I hope that this characterization is faithful to Reid and Jenkins’ actual beliefs on the subject; if it is, it’s only because of a serious effort to consider what those beliefs are.  By means of their exceptional play, both have earned their voices, and we should respect that by listening: rather than polarizing, their disagreement should serve as an opportunity to learn more, about them or their contentions, or even both.

But as much as this serves as an opportunity to be better fans, it also reinforces one of the more powerful ways in which fandom is subjugating: that we extend the courtesy of a mere hint of a willingness to listen only to those players that stand out as exceptional.  If we’re willing to subject ourselves to the emotional vortices of fandom, fisherfolk all of leviathans with giant teeth and tentacles and neither pity nor mercy, then why not meet the players where they are as people?
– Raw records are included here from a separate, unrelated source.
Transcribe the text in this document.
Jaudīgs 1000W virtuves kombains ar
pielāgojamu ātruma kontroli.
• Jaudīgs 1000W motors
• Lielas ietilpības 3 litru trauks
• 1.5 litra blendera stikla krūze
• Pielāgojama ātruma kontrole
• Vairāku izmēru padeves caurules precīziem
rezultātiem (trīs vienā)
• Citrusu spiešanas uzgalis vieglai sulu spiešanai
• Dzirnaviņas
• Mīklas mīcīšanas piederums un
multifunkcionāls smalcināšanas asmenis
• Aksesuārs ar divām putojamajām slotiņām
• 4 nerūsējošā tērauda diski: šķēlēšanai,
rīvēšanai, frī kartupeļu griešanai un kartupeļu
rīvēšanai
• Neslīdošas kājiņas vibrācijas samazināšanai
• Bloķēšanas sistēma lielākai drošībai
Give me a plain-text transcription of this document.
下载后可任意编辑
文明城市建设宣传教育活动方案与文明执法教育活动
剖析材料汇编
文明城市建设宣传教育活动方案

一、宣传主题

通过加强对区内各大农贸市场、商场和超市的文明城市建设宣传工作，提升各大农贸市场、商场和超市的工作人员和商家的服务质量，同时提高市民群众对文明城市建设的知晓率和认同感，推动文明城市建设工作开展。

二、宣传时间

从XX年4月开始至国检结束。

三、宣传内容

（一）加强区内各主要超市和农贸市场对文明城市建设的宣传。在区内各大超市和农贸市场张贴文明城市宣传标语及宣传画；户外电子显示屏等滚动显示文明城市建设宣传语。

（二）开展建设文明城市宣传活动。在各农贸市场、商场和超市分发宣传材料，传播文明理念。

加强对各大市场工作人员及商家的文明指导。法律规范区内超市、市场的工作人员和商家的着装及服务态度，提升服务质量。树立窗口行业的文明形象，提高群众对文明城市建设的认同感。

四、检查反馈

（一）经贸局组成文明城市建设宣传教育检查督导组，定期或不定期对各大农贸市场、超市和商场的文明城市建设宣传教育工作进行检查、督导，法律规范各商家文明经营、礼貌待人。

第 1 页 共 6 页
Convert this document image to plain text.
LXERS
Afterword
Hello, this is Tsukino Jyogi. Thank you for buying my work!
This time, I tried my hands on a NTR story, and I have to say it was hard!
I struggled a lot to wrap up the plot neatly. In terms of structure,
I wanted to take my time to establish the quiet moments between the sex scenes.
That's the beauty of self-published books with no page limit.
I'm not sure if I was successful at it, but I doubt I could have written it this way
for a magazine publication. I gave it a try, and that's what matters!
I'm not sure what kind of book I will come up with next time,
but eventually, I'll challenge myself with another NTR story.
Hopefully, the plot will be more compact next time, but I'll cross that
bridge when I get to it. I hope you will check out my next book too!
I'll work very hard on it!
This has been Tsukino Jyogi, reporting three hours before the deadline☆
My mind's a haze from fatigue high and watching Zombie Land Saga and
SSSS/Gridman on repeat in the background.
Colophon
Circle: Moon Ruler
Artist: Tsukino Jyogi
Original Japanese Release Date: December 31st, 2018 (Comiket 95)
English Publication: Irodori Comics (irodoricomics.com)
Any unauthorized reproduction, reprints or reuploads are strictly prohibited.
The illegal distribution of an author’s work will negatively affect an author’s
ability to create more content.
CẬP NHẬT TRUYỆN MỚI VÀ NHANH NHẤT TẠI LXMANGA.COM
Why not pay more attention to those nuances of being that make them what they are: activists, poets, breakdancers, wizards, enforcers, superheroes, or, if nothing else, just individual?  There would be no League, no football, without them, and the issues facing both The Game as well as the game – riddled with what can seem like the impossible traps of complex intersectionalities, redolent of racial questions that have plagued this country since before its founding, and bound up with terrifying uncertainties about players’ capacity to endure a violent sport – ultimately and perhaps unfairly belong to them.  That their answers differ, that those differences can be emotionally taxing, and that that condition can bleed over into other aspects of their life should hardly be surprising.

As fans, we’re conditioned to idolize our favorite players, but if we’re being honest we’re idolizing such a diminishing part of them, pieces of wreckage rather than the monuments from which they came.  And that – to use the most convenient term possible, provocative, I hope, in its simplicity – is sad.